Vielen Dank, Frau Kollegin Jansen. – Für die Fraktion Bündnis 90/Die Grünen spricht als wahrscheinlich letzte Rednerin zu diesem Tagesordnungspunkt Frau Kollegin Velte.
Sehr geehrte Frau Präsidentin! Sehr geehrte Damen und Herren! Da ich nicht mehr viel Zeit habe, mache ich es kurz. Deswegen das Wichtigste am Anfang: Es hat mir Spaß gemacht, mit allen in der Enquete zusammenzuarbeiten, was meine Kenntnisse über ideologiegeleitetes Handeln erheblich erweitert hat.
Ich glaube aber, dass wir es uns im Zusammenhang mit der Demografie-Enquete, wie wir sie auch kurz genannt haben, eigentlich nicht leisten können, ideologische Pfade zu beschreiten, die aus irgendwelchen vergangenen Zeiten resultieren. Wir
schrumpfen in Teilen dieses Landes, während wir in anderen Teilen wachsen. Wir haben versucht, gerade diese Spannungsverhältnisse – dass dieses Land nicht überall gleich tickt – mit unseren Handlungsempfehlungen ein Stück weit zu beschreiben.
Es hilft nicht, eine linke Ideologie aus den 68erJahren zu hören oder eine sogenannte neoliberale – obwohl es das Wort nicht gibt – zu hören, die sagt: Wir müssen nur das laufende Kapital in irgendwelche Infrastrukturvorhaben stecken, und alles geht.
Es wird uns auch nichts nutzen, auf der einen Seite pausenlos über Wirtschaftswachstum und auf der anderen Seite über den Landeshaushalt zu reden.

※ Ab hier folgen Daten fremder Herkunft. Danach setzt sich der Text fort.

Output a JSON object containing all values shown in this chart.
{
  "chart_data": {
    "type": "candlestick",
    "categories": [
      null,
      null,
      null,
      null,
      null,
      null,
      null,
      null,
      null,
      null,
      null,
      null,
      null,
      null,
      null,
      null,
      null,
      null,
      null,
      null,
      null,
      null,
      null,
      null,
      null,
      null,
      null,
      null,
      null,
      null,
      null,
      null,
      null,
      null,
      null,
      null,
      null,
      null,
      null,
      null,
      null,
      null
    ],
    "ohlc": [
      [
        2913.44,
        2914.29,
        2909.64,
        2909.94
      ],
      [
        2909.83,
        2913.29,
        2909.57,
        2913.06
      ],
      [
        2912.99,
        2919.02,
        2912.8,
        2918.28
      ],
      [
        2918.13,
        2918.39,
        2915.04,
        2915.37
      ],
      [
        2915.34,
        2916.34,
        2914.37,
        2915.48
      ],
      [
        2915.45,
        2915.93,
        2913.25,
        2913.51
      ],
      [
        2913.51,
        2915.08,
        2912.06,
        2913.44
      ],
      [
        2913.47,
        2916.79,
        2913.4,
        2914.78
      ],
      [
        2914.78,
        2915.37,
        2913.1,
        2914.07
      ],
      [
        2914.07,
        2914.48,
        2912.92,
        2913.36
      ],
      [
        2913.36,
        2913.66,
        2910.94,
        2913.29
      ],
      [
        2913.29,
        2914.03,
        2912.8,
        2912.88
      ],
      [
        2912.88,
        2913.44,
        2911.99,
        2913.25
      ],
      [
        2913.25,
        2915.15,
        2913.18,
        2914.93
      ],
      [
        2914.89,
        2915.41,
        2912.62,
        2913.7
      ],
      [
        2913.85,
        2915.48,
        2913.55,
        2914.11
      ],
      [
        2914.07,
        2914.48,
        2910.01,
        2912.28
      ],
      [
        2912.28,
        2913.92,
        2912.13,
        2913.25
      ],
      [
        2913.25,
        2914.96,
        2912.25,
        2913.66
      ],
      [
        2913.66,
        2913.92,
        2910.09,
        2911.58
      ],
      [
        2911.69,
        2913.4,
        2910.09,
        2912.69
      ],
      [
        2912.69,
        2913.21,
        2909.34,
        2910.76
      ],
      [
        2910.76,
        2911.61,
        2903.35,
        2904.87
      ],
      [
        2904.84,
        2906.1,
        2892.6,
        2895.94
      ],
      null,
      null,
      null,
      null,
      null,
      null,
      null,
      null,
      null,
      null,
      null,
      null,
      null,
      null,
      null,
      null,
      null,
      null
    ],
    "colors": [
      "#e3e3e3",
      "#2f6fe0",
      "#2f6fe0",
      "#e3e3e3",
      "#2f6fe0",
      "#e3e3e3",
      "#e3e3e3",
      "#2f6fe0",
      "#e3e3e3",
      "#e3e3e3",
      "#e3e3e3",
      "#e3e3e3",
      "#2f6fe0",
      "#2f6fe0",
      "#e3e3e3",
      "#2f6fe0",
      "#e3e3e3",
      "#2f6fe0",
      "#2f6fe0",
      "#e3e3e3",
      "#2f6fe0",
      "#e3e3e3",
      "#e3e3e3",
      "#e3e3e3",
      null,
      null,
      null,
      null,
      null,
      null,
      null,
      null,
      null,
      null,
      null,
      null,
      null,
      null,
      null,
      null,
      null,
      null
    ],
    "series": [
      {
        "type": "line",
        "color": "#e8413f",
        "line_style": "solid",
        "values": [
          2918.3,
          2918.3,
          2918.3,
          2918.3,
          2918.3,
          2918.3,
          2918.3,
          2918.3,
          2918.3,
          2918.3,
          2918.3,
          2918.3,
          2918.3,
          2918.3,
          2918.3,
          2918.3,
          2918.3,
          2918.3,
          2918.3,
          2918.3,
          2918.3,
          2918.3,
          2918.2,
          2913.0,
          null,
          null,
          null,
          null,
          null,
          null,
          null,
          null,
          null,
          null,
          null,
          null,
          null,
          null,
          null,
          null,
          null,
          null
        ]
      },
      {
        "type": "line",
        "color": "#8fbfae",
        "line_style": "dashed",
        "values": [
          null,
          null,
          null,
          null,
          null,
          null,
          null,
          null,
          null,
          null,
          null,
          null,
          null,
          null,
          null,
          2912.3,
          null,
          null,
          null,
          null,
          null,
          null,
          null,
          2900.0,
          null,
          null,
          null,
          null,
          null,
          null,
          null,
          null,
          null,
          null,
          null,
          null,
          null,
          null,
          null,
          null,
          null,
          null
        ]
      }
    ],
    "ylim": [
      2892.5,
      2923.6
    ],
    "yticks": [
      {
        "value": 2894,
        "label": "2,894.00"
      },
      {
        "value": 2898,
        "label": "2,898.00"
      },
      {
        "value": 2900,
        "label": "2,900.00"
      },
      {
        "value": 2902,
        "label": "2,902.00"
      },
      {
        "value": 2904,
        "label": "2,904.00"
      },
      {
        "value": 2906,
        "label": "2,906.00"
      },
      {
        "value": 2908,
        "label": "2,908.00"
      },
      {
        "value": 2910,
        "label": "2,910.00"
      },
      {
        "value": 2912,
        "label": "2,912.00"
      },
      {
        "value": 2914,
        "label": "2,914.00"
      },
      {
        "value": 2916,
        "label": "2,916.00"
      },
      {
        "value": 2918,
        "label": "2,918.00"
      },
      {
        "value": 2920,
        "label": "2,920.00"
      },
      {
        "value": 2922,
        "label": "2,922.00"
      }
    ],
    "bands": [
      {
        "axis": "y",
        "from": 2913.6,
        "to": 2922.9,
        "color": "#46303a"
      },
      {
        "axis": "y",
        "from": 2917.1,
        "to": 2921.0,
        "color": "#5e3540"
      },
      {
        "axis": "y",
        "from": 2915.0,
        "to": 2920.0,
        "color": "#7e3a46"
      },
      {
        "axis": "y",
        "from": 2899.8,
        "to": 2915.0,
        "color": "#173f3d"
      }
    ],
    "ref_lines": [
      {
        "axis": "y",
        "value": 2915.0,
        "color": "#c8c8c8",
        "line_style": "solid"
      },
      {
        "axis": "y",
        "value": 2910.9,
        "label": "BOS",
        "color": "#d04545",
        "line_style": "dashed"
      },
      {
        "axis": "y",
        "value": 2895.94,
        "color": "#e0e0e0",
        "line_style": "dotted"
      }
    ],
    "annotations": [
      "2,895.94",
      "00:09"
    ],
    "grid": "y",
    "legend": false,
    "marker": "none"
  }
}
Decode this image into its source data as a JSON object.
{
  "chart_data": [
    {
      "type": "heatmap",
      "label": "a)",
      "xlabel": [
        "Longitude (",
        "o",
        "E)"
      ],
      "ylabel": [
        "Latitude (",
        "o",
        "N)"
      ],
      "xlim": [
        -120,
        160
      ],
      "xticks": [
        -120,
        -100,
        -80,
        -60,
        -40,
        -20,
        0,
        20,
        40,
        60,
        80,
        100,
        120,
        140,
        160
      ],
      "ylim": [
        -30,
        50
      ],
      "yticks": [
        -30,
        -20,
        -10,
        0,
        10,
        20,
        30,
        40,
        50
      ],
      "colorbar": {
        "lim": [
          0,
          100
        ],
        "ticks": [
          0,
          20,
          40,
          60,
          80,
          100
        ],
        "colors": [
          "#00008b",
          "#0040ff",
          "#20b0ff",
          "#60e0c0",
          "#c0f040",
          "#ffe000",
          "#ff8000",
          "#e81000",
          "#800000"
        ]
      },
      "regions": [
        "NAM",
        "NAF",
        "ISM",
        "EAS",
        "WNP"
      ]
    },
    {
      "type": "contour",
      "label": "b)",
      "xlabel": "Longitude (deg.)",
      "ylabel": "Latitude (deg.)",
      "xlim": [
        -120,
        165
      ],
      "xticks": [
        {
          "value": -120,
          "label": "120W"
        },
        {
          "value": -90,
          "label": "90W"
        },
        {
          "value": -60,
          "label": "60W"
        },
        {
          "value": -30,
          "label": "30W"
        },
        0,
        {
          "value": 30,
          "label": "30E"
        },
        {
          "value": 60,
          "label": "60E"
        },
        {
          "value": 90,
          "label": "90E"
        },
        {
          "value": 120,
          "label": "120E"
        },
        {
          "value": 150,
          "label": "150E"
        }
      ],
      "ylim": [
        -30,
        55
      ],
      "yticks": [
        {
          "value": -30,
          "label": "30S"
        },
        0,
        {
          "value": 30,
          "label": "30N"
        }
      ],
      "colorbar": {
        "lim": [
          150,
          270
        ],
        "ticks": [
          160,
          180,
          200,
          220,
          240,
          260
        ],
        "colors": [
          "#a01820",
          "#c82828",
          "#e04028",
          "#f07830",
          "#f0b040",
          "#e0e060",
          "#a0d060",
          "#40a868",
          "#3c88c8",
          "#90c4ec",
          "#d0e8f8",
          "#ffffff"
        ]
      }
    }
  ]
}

Aber es wird uns etwas nutzen, sich über die Unterschiede im Land Gedanken zu machen und darüber, wie wir aus den Schrumpfungs- und Wachstumsprozessen, aus der Veränderung von Gesellschaft, Altersstrukturen, ethnischen Zusammensetzungen hin zu neuen Gesellschaftsstrukturen, die wir mit der dritten bzw. vierten Migrantengeneration hier entwickeln, Kapital schöpfen können und zu versuchen, es für unser Land in wertvolles Kapital zu verwandeln, und zwar auf der Seite der Menschen in der Bildung und auch bei der Infrastruktur.
Mein Lieblingskapitel ist deswegen – das mögen mir die anderen verzeihen – das Infrastrukturkapitel, zu dem wir auch ein umfangreiches Gutachten bekommen haben. Es beschäftigt sich sehr dezidiert mit der Frage: „Was passiert eigentlich in den Kommunen – wirtschaftlich, finanziell, im Bildungsbereich –, die schrumpfen, und was passiert auf der anderen Seite in denen, die wachsen?“ und schlägt vor, sehr differenziert mit den Fragen der Daseinsvorsorge umzugehen.
Ein Kanal, für den die Gebühren für alle Kanalteilnehmer – ihre Zahl sinkt ständig – immer höher werden, sorgt eher dafür, dass die Schrumpfungsprozesse in dieser Region verstärkt werden. In einer anderen Region – ich gucke den Kollegen aus Düsseldorf an – muss man die Frage beantworten, wie schnell weitere Kanäle gebaut werden können, um die vielen Menschen, die hierher wollen, unterzubringen.